Management of drive retention policies

Content Software for File User Guide

Version
4.2.x
Audience
anonymous
Part Number
MK-HCSF000-03

Since the Content Software for File system is a highly scalable data storage system, data storage policies in tiered configurations cannot be based on cluster-wide FIFO methodology, because clusters can contain billions of files. Instead, drive retention is managed by time-stamping every piece of data, where the timestamp is based on a resolution of intervals which may extend from minutes to weeks. The Content Software for File system maintains the interval in which each piece of data was created, accessed, or last modified.
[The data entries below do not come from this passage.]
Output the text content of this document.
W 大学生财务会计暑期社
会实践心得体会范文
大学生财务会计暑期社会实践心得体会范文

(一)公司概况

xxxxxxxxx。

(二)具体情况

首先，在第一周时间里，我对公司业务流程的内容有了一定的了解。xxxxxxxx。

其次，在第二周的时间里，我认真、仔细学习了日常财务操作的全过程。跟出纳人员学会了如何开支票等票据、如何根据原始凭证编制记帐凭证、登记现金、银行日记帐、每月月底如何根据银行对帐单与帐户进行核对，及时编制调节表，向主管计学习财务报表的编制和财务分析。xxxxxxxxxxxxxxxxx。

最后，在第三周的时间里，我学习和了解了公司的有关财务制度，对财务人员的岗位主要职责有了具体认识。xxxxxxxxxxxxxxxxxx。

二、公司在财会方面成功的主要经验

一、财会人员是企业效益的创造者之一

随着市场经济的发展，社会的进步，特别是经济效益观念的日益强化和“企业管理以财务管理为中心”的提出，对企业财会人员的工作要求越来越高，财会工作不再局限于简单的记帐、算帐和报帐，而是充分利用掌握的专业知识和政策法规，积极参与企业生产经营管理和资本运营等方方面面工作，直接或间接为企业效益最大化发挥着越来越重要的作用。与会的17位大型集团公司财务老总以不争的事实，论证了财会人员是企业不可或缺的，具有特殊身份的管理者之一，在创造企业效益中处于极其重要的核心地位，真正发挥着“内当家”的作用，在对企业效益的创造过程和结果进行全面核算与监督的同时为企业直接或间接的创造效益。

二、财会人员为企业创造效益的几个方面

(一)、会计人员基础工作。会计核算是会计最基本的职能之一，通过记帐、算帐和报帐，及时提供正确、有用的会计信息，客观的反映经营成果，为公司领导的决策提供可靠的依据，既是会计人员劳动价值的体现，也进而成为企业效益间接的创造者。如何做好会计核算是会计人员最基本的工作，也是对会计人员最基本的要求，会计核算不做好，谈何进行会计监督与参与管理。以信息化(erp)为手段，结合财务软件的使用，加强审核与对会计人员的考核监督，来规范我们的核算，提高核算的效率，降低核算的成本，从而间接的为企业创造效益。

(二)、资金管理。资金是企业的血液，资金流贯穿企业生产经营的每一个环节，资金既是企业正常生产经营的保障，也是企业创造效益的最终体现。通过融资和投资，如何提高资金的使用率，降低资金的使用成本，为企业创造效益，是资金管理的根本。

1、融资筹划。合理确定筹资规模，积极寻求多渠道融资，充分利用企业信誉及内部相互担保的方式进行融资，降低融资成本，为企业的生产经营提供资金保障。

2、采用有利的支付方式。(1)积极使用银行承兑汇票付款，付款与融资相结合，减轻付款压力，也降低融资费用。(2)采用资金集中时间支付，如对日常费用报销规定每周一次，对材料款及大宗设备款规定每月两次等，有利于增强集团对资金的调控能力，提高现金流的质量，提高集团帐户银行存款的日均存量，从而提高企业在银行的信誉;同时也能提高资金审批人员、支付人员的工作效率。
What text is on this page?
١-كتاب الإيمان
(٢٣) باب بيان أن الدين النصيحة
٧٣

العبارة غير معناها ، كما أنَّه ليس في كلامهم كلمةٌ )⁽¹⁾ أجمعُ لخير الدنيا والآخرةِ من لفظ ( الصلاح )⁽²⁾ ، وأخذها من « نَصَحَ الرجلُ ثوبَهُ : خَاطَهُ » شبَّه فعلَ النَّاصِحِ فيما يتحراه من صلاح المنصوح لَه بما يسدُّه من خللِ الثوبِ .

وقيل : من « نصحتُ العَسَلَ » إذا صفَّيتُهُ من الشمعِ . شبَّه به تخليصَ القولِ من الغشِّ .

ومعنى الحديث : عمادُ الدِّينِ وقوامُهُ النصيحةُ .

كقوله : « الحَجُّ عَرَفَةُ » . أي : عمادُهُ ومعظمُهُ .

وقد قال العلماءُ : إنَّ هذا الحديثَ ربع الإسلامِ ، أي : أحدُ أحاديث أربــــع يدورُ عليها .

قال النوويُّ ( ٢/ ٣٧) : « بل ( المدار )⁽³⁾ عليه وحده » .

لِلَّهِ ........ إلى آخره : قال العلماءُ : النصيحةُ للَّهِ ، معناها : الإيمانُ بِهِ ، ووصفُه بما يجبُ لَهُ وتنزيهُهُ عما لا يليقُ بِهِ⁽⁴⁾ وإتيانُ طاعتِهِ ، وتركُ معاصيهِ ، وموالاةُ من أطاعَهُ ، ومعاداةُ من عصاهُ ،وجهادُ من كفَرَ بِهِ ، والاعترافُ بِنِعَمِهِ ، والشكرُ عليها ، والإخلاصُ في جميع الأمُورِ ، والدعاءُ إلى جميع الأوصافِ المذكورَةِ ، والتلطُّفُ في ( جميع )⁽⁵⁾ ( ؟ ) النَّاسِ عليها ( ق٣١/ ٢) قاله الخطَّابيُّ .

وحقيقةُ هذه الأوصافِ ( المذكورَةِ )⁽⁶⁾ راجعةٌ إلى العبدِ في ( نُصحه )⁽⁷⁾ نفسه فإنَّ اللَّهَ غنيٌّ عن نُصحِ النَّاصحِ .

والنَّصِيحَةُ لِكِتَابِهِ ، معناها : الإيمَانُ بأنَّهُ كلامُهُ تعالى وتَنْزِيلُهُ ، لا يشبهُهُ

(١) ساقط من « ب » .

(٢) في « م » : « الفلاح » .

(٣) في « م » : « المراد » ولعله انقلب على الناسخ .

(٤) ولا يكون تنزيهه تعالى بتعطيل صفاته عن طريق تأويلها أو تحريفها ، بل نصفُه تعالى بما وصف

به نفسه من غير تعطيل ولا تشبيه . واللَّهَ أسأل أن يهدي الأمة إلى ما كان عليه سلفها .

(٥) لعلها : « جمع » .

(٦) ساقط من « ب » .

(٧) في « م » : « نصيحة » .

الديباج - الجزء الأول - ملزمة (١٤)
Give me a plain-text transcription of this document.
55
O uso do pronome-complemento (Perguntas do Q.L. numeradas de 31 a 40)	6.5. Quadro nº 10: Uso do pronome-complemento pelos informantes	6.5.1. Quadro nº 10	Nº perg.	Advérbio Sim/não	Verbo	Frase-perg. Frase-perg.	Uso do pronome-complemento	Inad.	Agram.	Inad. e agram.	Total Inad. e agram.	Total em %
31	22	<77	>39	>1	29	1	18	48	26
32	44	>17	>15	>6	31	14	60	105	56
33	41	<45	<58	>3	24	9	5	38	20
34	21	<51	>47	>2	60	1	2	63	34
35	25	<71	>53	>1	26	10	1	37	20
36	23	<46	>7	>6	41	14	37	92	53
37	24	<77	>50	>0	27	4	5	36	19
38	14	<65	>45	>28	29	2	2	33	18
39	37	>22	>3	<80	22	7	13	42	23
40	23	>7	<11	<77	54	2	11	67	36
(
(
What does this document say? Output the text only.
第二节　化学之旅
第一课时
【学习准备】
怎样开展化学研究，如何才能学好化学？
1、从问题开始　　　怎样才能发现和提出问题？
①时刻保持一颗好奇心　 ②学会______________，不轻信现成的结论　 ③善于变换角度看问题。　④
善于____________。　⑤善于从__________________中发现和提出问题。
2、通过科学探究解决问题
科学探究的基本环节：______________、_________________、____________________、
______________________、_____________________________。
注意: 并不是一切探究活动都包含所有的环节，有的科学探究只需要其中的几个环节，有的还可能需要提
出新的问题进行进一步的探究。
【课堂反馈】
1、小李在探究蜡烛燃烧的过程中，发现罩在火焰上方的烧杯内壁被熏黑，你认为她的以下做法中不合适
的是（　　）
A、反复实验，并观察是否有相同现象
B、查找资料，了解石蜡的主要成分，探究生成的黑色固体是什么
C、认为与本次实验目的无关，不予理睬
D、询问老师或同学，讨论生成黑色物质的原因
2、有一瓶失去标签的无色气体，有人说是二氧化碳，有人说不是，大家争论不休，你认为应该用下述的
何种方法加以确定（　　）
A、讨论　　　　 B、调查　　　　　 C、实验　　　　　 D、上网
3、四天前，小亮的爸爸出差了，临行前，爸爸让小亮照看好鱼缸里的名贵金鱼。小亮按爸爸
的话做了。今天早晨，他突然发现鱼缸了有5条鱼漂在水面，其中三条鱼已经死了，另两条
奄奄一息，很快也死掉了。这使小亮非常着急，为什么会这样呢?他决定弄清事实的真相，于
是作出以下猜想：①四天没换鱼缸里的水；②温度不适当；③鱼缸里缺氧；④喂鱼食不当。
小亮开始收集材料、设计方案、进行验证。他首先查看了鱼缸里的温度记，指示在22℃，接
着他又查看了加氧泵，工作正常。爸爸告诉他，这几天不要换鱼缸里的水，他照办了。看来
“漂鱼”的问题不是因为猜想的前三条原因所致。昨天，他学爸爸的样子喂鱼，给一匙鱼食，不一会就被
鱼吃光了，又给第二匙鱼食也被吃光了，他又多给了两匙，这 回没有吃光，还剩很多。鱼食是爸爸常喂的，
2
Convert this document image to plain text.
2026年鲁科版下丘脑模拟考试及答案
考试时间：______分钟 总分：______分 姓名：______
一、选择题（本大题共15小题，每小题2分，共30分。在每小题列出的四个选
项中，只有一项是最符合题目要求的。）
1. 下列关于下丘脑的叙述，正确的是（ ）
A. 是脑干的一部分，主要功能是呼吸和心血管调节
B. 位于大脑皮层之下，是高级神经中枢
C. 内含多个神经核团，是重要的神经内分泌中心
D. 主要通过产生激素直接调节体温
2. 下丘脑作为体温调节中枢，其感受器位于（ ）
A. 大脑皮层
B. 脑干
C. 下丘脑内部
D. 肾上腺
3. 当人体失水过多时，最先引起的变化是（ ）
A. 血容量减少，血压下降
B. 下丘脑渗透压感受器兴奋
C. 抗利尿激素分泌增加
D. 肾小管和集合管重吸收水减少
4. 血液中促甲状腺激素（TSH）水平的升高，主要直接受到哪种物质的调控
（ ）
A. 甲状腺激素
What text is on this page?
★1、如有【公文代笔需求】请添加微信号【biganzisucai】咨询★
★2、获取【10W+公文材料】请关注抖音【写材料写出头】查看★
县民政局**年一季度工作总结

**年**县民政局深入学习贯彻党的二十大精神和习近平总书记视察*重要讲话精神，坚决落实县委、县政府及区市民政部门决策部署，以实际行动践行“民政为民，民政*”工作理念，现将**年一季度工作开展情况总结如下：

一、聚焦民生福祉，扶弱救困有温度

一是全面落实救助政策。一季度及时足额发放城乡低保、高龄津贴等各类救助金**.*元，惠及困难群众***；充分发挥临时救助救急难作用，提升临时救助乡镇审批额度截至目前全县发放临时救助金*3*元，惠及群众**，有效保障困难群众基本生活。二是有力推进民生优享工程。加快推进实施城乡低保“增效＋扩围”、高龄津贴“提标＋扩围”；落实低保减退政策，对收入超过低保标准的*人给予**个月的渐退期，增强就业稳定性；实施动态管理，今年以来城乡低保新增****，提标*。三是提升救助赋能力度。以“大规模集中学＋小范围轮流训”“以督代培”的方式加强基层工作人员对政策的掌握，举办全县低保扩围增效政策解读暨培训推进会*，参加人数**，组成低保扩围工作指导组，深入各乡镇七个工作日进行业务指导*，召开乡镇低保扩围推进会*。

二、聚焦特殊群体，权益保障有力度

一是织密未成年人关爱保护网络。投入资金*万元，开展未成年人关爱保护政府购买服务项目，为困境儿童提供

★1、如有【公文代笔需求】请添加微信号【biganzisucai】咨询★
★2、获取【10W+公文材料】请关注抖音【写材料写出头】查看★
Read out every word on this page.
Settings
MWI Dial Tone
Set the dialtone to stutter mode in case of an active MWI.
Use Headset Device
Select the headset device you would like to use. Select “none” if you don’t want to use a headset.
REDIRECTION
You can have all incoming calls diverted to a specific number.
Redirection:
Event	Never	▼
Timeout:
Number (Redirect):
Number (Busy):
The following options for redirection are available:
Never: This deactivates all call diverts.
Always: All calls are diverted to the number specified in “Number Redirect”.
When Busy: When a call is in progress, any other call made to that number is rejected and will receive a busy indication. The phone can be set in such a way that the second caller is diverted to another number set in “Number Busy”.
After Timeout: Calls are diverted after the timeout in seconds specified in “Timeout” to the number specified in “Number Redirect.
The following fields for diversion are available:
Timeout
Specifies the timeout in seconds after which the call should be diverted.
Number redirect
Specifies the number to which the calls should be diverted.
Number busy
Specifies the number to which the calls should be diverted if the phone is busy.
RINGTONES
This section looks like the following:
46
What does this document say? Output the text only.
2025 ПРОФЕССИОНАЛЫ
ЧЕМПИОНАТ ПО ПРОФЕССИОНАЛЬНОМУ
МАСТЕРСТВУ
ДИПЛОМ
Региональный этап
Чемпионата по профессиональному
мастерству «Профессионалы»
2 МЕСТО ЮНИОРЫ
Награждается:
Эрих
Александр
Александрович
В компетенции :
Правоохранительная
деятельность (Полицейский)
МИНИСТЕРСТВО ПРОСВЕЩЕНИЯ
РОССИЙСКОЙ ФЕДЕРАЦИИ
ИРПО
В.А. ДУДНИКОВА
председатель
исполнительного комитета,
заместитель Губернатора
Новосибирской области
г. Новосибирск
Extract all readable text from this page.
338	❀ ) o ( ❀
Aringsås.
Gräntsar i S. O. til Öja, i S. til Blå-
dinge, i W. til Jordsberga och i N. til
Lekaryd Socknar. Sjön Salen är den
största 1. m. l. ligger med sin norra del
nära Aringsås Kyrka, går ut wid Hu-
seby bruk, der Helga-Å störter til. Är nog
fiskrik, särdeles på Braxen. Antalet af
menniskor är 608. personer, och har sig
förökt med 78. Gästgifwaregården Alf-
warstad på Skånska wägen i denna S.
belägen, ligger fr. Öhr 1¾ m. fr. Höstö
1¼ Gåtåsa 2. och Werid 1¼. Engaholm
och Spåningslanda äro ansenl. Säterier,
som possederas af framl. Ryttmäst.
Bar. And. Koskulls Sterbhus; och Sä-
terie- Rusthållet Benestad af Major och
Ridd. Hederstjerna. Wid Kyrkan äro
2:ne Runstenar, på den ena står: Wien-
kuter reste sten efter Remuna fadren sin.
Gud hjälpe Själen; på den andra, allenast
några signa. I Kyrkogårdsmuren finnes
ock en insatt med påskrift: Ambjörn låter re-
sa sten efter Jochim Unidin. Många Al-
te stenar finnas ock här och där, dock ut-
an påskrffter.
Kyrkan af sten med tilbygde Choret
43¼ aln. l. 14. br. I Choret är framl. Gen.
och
Users only specify the drive Retention Period and based on this, each interval is one-quarter of the drive Retention Period. Data written, modified, or accessed prior to the last interval is always released, even if SSD space is available.

Note: The timestamp is maintained per piece of data in chunks of up to 1 MB, and not per file. Consequently, different parts of big files may have different tiering states.

For example: In a Content Software for File system that is configured with a drive Retention Period of 20 days, data is split into 7 interval groups, with each group spanning a total of 5 days in this scenario (5 is 25% of 20, the drive Retention Period). If the system starts operating on January 1, then data written, accessed, or modified between January 1-5 is classified as belonging to interval 1, data written, accessed, or modified between January 6-10 belongs to interval 2, and so on. In such a case, the 7 intervals will be timestamped and divided as follows:


Seven Time-stamped Intervals

In the above scenario, there are seven data intervals on the SSDs (the last one is accumulating new/modified data). In addition, another interval is currently being released to the object-store. Yes, the retention period is almost twice as long as the user specifies, as long as there is sufficient space on the SSD. Why? If possible, it provides better performance and reduces unnecessary release/promotion of data to/from the object-store if data is modified.